Mike Newell started his career in television where his early work includes Dance with a Stranger (1985) Enchanted April (1992) and Into the West (1992). He came to international prominence in the cinema with Four Weddings and a Funeral (1994), and since then his eclectic career has included literary adaptations such as An Awfully Big Adventure (1995), Love in the Time of Cholera (2007) and Great Expectations (2012) as well as blockbusters such as Harry Potter and the Goblet of Fire (2005) and Prince of Persia: The Sands of Time (2010). His future projects include an untitled film about the death of Alexander Litvinenko as well as a new version of The Day of the Triffids.



UK 2018          123 minutes

Director:          Mike Newell

Starring:            Lily James, Michel Huisman, Glen Powell, Jessica Brown Findlay, Katherine Parkinson, Matthew Goode, Tom Courtenay and Penelope Wilton





“Buoyed by a reliably appealing star turn from [Lily] James, this handsome tearjerker mostly sidesteps the tweeness of its title to become, somehow, both an old-fashioned romance and a detective story trumpeting gender equality.”



Harry Windsor, The Hollywood Reporter



In 1946 author Juliet Ashton (Lily James) decides to visit the island of Guernsey after Dawsey Adams (Michel Huisman), a local man with whom she has been in correspondence, tells her about The Guernsey Literary and Potato Peel Pie Society which had been established during the Nazi occupation of the island. Juliet plans to write just about the Society but gradually she begins to be drawn into island life as she learns what happened there during the war.



The film is an adaptation of the epistolary novel by Mary Ann Shaffer and Annie Burrows: Shaffer had been fascinated by the Nazi occupation of Guernsey and had spent years researching the subject before beginning to write the novel but then became too ill to finish it. Annie Burrows is Shaffer’s niece and, as a successful author in her own right, was able to take over the novel and complete it ready for publication after which it became a global best-seller.



Kate Winslet had initially been cast in the role of Juliet but had to drop out when production of the film was delayed. Subsequently both Michelle Dockery and Rosamund Pike were approached to take on the leading role before Lily Jams was finally cast. Lily James made her name in Downton Abbey which also included Jessica Brown Findlay, Matthew Goode and Penelope Wilton, all of whom already had impressive stage and screen credits to their name, as regular cast members. However since her role in Downton Abbey Lily James has significantly extended her own list of credits with a series of major roles: she played the lead in the recent BBC adaptation of War and Peace, and after playing title role lead in Kenneth Branagh’s live action film of Cinderella (2015) she also appeared in Pride and Prejudice and Zombies (2016), Darkest Hour (2017) and, most recently, as young Donna in Mamma Mia! Here We Go Again (2018).
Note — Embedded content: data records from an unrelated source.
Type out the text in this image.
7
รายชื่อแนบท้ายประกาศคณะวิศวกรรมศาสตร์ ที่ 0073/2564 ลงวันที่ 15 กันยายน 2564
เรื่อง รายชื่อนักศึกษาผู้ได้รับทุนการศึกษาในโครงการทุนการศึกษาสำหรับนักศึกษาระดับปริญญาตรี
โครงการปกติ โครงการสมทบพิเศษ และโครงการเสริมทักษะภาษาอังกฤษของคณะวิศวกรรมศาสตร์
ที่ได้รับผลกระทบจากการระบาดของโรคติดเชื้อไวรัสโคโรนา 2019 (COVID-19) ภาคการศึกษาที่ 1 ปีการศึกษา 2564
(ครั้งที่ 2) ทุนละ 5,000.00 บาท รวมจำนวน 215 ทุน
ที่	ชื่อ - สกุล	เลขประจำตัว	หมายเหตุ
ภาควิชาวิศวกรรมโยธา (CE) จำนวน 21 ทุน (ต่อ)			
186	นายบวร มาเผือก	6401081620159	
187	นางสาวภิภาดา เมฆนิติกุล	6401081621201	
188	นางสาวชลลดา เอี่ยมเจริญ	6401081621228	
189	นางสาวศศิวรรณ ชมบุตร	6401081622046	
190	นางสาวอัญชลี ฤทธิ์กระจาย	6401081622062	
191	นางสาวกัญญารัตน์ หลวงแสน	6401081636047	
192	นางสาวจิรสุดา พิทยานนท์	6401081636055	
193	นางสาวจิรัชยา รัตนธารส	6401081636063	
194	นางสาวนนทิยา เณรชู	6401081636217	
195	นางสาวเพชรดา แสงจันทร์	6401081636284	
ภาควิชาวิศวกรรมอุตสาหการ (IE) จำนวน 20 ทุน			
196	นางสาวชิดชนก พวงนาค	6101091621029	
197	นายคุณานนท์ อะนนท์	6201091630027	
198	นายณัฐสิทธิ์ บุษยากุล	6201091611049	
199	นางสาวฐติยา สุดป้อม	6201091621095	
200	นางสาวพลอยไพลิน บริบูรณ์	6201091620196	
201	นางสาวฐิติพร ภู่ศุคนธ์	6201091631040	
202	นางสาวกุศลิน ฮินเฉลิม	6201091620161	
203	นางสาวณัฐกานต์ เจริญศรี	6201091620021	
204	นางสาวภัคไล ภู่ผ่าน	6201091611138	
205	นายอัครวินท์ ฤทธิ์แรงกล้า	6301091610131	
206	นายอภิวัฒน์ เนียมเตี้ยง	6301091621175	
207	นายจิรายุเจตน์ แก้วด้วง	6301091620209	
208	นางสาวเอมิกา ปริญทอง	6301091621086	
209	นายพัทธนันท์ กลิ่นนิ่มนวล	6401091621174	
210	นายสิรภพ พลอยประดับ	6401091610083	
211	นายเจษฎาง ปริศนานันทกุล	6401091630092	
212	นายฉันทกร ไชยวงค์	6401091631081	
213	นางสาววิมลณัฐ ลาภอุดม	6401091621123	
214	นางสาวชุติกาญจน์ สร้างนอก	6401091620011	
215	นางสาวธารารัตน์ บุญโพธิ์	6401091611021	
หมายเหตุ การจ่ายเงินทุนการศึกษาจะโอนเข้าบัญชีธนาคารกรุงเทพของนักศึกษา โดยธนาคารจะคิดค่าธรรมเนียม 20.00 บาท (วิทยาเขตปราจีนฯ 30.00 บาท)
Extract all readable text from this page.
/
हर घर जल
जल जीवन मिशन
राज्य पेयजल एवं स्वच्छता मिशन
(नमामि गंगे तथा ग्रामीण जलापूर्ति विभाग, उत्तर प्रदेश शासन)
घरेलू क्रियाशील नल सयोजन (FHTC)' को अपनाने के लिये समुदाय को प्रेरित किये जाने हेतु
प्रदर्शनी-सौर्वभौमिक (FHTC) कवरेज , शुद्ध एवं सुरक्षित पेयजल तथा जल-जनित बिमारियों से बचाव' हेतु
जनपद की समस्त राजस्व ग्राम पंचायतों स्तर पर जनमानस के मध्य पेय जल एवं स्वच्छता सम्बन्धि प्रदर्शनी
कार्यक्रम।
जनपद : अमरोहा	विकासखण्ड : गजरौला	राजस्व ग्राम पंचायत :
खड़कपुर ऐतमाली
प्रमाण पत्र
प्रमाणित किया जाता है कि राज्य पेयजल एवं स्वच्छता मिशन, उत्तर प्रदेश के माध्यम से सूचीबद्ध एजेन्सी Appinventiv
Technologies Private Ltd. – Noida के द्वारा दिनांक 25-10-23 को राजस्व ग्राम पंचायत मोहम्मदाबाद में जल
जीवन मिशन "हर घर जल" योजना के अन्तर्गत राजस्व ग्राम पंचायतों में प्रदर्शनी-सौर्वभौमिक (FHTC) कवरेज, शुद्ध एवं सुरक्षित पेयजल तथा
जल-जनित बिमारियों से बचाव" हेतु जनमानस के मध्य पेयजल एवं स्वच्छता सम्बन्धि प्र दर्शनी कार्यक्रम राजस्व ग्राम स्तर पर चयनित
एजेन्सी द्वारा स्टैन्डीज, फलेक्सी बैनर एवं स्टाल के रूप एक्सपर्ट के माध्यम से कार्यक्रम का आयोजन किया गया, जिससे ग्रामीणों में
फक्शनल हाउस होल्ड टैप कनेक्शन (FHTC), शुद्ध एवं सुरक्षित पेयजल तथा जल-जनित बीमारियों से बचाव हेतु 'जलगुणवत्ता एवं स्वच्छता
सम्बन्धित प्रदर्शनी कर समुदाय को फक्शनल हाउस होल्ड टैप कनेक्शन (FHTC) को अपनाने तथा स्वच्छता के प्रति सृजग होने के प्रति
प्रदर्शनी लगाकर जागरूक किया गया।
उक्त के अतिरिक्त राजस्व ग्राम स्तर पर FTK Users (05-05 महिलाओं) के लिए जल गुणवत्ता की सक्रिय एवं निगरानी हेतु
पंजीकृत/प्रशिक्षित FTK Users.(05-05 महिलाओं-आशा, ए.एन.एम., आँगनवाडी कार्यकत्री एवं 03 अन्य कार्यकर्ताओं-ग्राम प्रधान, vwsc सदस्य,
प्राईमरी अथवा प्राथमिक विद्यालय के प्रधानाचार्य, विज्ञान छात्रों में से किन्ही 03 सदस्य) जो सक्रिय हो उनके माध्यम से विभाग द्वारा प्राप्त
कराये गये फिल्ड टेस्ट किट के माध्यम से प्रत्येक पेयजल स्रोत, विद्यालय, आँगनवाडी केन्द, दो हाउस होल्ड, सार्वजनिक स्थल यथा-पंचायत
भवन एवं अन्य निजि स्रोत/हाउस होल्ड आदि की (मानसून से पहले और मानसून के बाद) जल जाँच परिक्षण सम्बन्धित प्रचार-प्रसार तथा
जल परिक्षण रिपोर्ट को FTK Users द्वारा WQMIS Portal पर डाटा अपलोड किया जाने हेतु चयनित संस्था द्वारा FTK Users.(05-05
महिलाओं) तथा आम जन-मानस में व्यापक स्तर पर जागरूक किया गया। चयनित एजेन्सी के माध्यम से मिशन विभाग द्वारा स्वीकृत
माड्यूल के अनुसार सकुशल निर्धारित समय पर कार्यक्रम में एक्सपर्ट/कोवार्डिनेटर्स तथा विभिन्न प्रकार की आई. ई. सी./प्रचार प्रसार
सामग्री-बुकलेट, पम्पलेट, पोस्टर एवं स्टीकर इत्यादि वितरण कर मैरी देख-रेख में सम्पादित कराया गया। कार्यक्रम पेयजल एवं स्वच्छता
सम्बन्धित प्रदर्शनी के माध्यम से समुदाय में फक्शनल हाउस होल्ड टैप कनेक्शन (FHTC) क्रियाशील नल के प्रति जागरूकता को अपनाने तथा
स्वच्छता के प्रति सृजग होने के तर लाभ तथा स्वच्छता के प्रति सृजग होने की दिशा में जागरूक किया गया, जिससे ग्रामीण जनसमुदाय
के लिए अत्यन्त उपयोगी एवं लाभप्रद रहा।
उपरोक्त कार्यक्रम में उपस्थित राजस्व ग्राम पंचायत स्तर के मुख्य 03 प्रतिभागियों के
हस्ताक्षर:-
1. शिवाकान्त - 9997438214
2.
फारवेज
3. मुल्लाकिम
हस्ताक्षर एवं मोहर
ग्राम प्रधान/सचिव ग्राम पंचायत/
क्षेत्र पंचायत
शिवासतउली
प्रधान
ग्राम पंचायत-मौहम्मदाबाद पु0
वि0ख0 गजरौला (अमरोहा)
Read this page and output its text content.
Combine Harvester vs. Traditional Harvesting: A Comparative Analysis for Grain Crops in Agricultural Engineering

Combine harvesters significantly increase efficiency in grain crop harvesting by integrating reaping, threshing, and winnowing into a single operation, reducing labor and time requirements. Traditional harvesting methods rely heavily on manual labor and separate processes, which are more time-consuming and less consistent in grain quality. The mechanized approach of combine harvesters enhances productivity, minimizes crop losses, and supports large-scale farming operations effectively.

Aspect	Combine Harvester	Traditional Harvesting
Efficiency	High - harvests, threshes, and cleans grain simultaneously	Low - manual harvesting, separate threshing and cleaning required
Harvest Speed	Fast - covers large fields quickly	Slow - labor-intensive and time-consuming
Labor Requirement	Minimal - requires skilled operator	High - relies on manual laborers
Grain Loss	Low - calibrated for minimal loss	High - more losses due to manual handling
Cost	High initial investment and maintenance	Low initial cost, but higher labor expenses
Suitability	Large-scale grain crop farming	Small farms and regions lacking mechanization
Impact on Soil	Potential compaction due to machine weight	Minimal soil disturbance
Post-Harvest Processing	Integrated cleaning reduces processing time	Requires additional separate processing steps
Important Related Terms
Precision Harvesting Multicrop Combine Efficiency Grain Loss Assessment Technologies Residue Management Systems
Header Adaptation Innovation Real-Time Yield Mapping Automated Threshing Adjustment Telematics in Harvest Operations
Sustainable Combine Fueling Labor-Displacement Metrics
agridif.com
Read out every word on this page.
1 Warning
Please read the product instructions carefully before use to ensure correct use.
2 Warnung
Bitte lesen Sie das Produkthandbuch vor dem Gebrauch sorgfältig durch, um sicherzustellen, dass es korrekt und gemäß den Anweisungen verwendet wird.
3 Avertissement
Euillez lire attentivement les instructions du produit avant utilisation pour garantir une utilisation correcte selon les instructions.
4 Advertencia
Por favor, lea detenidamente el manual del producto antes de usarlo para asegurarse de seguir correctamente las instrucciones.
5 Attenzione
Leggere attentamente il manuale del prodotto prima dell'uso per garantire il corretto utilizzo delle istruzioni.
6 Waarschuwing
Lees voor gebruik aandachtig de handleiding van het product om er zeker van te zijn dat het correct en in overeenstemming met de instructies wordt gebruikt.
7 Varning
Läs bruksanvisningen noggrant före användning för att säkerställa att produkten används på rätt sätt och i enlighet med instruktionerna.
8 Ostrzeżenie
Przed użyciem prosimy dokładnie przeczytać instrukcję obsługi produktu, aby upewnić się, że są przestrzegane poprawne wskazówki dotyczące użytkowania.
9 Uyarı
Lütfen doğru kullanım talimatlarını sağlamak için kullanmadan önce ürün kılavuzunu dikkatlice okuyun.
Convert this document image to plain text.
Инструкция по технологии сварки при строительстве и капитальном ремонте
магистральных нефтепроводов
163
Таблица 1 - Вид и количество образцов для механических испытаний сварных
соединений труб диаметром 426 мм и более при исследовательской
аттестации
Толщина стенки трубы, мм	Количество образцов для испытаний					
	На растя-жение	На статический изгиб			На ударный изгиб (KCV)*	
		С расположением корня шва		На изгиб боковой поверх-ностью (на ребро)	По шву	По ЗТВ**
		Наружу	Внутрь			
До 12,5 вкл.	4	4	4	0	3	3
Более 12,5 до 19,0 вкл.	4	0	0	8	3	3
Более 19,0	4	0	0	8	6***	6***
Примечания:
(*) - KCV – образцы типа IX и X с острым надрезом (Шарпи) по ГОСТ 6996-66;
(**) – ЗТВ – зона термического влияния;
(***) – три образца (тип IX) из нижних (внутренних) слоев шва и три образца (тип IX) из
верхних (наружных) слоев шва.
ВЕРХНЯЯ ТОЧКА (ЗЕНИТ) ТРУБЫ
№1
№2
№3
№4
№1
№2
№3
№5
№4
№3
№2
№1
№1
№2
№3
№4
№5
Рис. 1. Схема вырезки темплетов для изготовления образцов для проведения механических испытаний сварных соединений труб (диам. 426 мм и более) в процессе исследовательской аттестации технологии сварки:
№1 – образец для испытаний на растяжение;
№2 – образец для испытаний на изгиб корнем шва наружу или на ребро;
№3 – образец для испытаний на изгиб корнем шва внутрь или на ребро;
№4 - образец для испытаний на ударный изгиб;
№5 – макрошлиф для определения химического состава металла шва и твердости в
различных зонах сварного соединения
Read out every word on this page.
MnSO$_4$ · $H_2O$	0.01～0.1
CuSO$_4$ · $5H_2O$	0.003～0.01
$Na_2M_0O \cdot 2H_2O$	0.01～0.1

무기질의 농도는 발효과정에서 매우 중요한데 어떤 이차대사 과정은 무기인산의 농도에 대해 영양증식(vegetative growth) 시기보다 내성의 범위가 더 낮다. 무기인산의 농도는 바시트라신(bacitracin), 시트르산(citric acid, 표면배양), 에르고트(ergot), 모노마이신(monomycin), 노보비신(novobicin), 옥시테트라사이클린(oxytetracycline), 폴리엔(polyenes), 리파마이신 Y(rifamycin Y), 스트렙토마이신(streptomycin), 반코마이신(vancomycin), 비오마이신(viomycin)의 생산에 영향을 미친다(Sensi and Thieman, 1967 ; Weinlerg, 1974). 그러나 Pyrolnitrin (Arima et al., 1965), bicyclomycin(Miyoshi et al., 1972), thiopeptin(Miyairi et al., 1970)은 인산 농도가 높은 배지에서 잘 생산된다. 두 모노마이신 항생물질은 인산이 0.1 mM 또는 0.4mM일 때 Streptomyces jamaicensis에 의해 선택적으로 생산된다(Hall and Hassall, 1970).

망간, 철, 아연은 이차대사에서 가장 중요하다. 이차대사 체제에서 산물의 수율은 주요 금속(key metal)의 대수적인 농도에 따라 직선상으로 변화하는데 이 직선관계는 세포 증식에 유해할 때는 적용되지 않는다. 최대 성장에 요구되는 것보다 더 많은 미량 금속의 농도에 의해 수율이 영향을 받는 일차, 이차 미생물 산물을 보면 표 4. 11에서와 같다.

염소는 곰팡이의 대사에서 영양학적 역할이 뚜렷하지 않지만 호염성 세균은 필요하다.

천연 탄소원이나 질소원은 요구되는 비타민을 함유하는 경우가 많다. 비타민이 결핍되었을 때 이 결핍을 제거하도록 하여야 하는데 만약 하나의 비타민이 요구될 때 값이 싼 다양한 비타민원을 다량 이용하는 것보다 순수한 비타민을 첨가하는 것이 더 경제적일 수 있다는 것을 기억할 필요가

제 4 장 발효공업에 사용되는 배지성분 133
Mike Newell started his career in television where his early work includes Dance with a Stranger (1985) Enchanted April (1992) and Into the West (1992). He came to international prominence in the cinema with Four Weddings and a Funeral (1994), and since then his eclectic career has included literary adaptations such as An Awfully Big Adventure (1995), Love in the Time of Cholera (2007) and Great Expectations (2012) as well as blockbusters such as Harry Potter and the Goblet of Fire (2005) and Prince of Persia: The Sands of Time (2010). His future projects include an untitled film about the death of Alexander Litvinenko as well as a new version of The Day of the Triffids.